Il faut réfléchir aux mots "financer, développer", et montrer comment ils participent à la compétitivité de la filière.
"

Bruno Deffains (Professeur à l’Université Paris 2 Panthéon Assas) estime lui que "c’est une étape décisive, qui nous amène à envisager la coopération entre la recherche et les acteurs du droit.
Il y a une réflexion sur la compréhension de ce que représente une filière juridique, bien mieux que l’expression "marché du droit", avec un poids
du secteur juridique plus important par exemple que celui de l’industrie aéronautique ou de la publicité
".

Pour Louis Degos (Managing Partner K&L Gates - Avocat, arbitre, médiateur), "la bataille droit civil/common law est à dépasser, la bataille économique prend de l’ampleur et il faut développer la compétitivité internationale par le droit".

Pierre Charreton (ancien Directeur juridique et Consultant) nous a confié pour sa part que "la démarche affichée est très ambitieuse, très globale (elle embrasse de nombreux sujets et axes). Ce qui va être important selon moi, ce sont les sujets de numérique, de "plateformisation", de technologies... au service du Droit.
Le lien entre filière industrielle et les services juridiques peut passer par la jonction entre la technologie et le droit, car la déclinaison des services va changer, le outils vont prendre une place considérable... Le clivage industrie/service peut être de moins en moins pertinent.
"

Le projet tel que présenté est très ambitieux comme le lecteur peut le constater, et devra faire cohabiter à la fois les intérêts de chaque profession (ou les transcender...) et la notion de démarche commune, mais aussi démontrer à l’Etat et à l’Europe que le Juridique est à ré-étudier avec un autre regard.
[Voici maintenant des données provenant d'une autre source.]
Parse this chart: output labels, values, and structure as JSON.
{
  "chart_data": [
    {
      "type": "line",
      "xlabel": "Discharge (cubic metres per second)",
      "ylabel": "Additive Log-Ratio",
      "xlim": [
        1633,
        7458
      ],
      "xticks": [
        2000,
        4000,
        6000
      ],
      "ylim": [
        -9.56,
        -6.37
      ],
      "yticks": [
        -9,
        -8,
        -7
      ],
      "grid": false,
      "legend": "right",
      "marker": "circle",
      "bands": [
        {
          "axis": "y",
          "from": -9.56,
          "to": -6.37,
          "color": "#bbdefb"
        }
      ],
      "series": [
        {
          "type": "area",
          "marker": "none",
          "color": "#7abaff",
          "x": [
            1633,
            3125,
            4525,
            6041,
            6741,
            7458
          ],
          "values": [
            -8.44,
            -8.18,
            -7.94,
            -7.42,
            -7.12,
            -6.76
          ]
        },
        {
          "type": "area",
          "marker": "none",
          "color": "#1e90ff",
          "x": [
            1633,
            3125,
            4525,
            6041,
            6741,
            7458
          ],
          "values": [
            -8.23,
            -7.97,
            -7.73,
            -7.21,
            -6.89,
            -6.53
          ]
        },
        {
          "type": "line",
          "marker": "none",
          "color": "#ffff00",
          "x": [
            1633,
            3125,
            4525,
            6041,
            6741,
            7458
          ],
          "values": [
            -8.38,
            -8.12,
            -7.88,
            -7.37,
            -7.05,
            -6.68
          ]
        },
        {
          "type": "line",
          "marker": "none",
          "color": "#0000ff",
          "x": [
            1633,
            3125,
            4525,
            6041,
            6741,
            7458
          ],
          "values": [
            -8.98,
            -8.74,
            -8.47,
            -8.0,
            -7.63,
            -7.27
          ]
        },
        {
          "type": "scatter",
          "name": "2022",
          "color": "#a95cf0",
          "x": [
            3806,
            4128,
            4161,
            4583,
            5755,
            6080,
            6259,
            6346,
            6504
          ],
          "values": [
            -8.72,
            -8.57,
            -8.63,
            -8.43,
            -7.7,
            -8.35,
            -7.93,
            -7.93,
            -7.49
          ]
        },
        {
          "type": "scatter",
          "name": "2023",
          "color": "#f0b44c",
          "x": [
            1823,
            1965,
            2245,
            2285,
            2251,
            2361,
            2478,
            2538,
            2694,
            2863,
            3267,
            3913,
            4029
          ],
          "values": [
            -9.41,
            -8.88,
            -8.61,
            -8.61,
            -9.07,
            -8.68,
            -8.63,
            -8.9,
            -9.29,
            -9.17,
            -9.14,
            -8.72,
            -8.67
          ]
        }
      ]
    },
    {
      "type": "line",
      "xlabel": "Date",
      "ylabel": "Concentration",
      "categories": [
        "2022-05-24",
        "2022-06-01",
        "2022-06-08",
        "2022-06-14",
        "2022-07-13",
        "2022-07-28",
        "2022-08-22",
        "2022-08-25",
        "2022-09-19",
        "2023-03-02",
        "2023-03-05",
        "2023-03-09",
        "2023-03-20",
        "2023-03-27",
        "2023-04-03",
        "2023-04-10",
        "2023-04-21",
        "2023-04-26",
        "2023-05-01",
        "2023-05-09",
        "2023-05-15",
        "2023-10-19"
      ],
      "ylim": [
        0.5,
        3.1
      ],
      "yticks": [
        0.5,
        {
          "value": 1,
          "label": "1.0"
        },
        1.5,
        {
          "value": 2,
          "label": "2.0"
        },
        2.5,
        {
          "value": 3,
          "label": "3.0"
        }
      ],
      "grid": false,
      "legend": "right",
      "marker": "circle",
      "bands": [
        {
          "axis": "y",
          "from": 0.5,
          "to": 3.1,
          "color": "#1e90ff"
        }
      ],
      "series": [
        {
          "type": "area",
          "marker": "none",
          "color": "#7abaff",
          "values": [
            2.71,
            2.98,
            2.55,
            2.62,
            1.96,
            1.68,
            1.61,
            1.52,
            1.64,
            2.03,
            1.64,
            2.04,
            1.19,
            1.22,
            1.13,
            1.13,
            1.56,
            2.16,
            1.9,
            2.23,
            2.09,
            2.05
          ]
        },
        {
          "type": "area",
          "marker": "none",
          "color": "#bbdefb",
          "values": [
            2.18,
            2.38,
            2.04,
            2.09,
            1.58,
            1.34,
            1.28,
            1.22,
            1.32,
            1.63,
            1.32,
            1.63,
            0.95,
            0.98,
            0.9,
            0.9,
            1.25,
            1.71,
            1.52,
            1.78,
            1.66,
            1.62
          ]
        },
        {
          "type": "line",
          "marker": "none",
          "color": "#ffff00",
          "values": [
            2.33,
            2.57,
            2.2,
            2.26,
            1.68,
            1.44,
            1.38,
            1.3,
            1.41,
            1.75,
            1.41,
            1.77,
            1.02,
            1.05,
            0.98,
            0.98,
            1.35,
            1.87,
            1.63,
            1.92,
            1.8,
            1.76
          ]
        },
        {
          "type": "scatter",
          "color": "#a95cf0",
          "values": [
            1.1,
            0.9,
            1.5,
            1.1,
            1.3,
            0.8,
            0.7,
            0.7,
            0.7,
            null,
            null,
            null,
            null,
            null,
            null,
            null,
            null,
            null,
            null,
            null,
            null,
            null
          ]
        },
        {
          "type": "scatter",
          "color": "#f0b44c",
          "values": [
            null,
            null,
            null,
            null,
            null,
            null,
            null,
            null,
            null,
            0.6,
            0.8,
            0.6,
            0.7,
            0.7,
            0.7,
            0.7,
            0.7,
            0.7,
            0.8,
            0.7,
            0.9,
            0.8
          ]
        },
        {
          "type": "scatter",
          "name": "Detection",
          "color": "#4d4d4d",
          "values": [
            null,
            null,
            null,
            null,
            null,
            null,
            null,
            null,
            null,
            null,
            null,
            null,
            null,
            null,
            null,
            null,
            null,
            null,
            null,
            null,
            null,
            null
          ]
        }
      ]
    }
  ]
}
Constatons que les membres s’y emploient déjà !

En savoir plus : l’association sur Linkedin et sur son liste internet.

Rédaction du village

[1Notamment co-organisateur des RDV transformations du Droit.

[2Louis Gallois a notamment été à la tête de grands groupes industriels français (Snecma, Aérospatiale, SNCF, EADS, PSA), et ancien Commissaire général à l’investissement.

[3Source : Louis Gallois, préface de "À quoi servent les filières ?"

[4NDLR : un groupe de réflexion ou laboratoire d’idées.

[5Conseil national de l’industrie.

[6On entend souvent par "licorne" une startup valorisée à plus d’un 1 milliard, seuil jugé très significatif à ’l’échelle internationale. Lire à ce sujet "Quel écosystème Legaltech peut-on prévoir pour demain ?".